Uang memang seperti cermin yang menunjukkan kebenaran, kalimat ini sering saya ucapkan.
Tahun lalu saya mengenal seorang bos yang menjalankan bisnis nyata, mulai dari dua puluh ribu, dengan keberanian dan pinjaman, dia membangun kekayaannya hingga sembilan digit, bekerja dengan sangat cepat dan juga orang yang setia. Namun, orang yang begitu stabil di industri nyata, ketika masuk ke lingkaran kami, seperti berubah menjadi orang lain.
Dengar orang bilang NFT bisa menghasilkan uang cepat, dia bahkan tidak paham cara mentransfer token di dompet, langsung melempar satu juta. Ketika naik menjadi lima juta, saya tidak melihat dia menjual, lalu harganya jatuh kembali ke titik awal, dia memangkas posisi hingga tidak tersisa sedikit pun.

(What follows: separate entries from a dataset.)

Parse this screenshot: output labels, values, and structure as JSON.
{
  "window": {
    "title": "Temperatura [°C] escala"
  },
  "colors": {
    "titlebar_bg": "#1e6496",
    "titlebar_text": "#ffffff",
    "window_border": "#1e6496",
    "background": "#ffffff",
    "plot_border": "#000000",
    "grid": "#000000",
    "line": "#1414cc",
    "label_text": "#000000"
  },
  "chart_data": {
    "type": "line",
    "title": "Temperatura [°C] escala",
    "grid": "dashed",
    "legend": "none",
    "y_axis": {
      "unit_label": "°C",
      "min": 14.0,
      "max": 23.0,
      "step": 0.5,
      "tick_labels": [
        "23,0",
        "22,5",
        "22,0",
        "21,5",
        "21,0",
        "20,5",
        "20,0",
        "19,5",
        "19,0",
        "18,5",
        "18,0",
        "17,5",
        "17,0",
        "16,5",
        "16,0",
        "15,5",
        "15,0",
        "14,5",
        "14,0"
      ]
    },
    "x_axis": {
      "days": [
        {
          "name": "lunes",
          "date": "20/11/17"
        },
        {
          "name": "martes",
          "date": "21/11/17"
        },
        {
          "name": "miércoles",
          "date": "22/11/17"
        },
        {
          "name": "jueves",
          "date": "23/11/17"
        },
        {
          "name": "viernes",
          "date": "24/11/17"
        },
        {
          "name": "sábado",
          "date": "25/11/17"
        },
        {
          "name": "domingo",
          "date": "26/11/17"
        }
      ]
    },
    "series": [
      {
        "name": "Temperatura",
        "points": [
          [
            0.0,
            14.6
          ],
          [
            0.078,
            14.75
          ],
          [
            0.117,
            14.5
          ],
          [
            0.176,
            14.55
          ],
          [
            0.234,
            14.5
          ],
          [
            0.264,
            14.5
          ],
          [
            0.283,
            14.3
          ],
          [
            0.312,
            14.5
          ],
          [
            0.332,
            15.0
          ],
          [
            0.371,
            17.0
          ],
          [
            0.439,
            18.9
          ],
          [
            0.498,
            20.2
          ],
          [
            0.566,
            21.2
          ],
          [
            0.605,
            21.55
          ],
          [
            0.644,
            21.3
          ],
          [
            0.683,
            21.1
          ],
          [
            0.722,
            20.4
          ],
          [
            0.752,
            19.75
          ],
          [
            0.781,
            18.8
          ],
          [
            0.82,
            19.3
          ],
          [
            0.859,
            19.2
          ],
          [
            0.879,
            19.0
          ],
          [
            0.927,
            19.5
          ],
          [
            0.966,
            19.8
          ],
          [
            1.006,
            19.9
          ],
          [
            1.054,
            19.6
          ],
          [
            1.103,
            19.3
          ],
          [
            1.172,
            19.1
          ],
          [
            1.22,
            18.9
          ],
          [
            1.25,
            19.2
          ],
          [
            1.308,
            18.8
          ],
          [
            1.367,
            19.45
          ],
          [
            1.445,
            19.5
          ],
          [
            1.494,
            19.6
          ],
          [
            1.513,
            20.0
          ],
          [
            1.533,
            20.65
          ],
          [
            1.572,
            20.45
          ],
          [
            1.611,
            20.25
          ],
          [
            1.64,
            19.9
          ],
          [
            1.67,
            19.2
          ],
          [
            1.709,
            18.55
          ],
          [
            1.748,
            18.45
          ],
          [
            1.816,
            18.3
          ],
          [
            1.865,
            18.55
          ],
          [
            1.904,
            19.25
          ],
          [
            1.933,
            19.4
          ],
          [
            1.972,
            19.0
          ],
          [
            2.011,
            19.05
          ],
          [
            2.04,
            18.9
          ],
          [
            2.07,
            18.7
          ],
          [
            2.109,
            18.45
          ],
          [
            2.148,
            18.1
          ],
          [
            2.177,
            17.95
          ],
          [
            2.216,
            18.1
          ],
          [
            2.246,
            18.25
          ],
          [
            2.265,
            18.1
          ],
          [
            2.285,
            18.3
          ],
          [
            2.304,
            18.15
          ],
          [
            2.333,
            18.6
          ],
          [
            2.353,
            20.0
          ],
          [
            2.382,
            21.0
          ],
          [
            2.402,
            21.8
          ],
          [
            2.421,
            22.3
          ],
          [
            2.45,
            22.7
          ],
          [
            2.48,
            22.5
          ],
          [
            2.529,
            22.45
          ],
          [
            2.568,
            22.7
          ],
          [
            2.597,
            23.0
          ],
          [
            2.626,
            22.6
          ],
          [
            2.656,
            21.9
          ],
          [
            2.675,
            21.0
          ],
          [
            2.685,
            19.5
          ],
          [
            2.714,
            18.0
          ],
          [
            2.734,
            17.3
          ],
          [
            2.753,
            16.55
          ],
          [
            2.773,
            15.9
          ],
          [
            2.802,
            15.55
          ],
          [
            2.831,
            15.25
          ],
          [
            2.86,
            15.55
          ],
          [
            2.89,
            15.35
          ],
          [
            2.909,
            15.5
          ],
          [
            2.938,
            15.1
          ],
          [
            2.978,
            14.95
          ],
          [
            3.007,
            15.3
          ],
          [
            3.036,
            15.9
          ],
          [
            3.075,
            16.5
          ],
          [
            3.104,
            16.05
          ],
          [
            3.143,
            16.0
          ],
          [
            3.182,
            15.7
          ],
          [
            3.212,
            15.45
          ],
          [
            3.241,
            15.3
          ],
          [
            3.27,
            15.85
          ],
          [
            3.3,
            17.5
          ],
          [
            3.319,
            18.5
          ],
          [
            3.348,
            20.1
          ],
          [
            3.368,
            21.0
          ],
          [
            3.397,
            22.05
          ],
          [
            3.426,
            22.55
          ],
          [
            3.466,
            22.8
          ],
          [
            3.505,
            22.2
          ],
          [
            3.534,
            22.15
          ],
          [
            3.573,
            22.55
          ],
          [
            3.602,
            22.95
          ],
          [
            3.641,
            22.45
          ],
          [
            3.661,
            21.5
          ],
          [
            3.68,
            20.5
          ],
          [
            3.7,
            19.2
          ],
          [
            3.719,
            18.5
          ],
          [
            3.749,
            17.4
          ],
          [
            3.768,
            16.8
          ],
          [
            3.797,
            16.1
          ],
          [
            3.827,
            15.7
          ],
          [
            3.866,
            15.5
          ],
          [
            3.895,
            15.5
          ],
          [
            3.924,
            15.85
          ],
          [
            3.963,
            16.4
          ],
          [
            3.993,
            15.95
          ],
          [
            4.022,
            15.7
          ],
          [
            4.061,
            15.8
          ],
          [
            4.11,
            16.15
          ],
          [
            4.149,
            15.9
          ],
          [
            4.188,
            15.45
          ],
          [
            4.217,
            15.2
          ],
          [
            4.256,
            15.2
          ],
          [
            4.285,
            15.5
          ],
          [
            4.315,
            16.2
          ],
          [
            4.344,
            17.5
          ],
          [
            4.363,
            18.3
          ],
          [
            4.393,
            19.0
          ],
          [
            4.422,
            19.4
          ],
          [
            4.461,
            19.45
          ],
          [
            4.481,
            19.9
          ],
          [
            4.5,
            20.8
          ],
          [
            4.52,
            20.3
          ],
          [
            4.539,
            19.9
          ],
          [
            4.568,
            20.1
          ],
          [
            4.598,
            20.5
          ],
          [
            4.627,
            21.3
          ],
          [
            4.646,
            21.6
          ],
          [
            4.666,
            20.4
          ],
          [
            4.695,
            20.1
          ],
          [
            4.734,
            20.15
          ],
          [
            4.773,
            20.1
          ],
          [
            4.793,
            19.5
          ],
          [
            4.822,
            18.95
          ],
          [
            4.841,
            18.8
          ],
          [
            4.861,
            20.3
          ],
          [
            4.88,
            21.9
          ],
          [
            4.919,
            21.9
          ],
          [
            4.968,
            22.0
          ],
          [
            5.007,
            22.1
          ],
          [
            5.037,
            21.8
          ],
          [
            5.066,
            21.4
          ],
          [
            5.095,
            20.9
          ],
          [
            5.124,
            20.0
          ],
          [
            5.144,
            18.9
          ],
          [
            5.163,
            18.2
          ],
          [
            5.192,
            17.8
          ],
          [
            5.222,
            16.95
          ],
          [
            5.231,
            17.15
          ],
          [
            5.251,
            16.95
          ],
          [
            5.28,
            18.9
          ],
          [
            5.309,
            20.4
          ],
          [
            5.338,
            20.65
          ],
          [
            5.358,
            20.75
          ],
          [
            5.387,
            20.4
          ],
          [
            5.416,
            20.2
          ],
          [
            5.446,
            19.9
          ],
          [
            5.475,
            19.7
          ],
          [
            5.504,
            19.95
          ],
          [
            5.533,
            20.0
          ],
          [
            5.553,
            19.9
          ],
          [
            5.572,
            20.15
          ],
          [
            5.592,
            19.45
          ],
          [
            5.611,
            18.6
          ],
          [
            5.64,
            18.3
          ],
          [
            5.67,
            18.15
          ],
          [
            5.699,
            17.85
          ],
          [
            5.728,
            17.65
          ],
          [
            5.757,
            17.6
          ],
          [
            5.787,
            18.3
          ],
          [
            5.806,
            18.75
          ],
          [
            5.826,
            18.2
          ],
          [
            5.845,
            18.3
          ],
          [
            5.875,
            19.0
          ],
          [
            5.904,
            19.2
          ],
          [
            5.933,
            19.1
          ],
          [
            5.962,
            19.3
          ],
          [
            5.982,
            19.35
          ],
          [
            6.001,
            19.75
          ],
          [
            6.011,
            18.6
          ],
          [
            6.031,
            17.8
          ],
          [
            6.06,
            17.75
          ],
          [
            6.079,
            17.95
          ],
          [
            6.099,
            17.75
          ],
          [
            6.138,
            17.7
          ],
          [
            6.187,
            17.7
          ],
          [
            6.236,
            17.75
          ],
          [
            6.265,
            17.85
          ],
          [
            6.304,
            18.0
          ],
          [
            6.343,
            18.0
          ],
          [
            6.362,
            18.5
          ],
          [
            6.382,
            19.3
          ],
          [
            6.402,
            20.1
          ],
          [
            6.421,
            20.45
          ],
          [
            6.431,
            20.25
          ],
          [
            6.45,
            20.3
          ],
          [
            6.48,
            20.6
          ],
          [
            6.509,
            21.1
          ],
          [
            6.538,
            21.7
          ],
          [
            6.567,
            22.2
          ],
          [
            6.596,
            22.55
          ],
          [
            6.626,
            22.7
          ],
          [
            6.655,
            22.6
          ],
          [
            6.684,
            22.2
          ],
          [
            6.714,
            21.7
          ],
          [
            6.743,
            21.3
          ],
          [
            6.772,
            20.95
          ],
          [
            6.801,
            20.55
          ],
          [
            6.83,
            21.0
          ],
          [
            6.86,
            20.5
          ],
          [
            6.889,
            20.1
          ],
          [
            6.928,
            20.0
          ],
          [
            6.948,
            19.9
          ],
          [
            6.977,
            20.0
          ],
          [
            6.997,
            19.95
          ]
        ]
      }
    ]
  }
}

Kemudian orang-orang di dalam lingkaran tahu bahwa dia memiliki kekuatan yang besar, berbagai "kode kekayaan" dibisikkan ke telinganya. Seseorang menceritakan kisah Bitcoin kepadanya, dan setelah mendengarnya, dia hanya berkata: "Tempat orang kaya bermain, pasti ada kesempatan." Dia berbalik dan membeli BTC pada harga delapan puluh lima ribu dolar AS, menginvestasikan tiga puluh juta. Hasilnya tidak bisa ditahan, selalu ingin melakukan trading, baru saja menjual langsung melonjak, akhirnya dari modal tiga puluh juta hanya mendapatkan lima ratus ribu keuntungan. Semakin besar posisi, semakin tidak stabil mentalitasnya, kata-kata itu memang tidak salah.
Lebih mengecewakan lagi adalah seorang adik kecil yang dibawa olehnya. Diiming-imingi oleh tim kuantitatif, katanya 'akun bisa berlipat ganda dalam setahun', dia mulai berinvestasi lima puluh ribu untuk mencoba, setiap bulan dijanjikan keuntungan 4%. Dia mengira telah menemukan tambang emas, kemudian langsung meningkatkan investasi menjadi satu juta. Hasilnya? Oktober lalu, dalam perjalanan ke Hong Kong, akunnya habis. Jumlah satu juta itu adalah sepertujuh harta miliknya. Lalu mencari tim kuantitatif itu lagi? Mereka sudah menghilang.
Saya semakin merasa, dalam industri ini, ketika untung semua orang bersikap akrab, tetapi ketika rugi bahkan tidak ada satu orang pun yang mau menerima telepon. Ketika seseorang mengalami kerugian besar, reaksi pertama bukan untuk merenungkan diri sendiri, tetapi berusaha keras mencari orang lain untuk disalahkan.
Orang yang benar-benar bisa berjalan jauh di jalan ini adalah mereka yang telah diajari keras oleh kenyataan, yang setelah kepercayaan runtuh, mampu membangun kembali diri mereka sendiri. Bukan mengandalkan keberuntungan, dan bukan juga bergantung pada 'kode' yang diberikan orang lain, tetapi benar-benar menyadari setiap langkah yang mereka ambil.
Tidak ada yang bisa mengambil risiko untukmu, jadi jangan bertaruh seluruh harta pada cerita orang lain. Beberapa biaya pendidikan, harus dibayar meskipun setelah itu, kamu harus belajar untuk mengingatnya sendiri.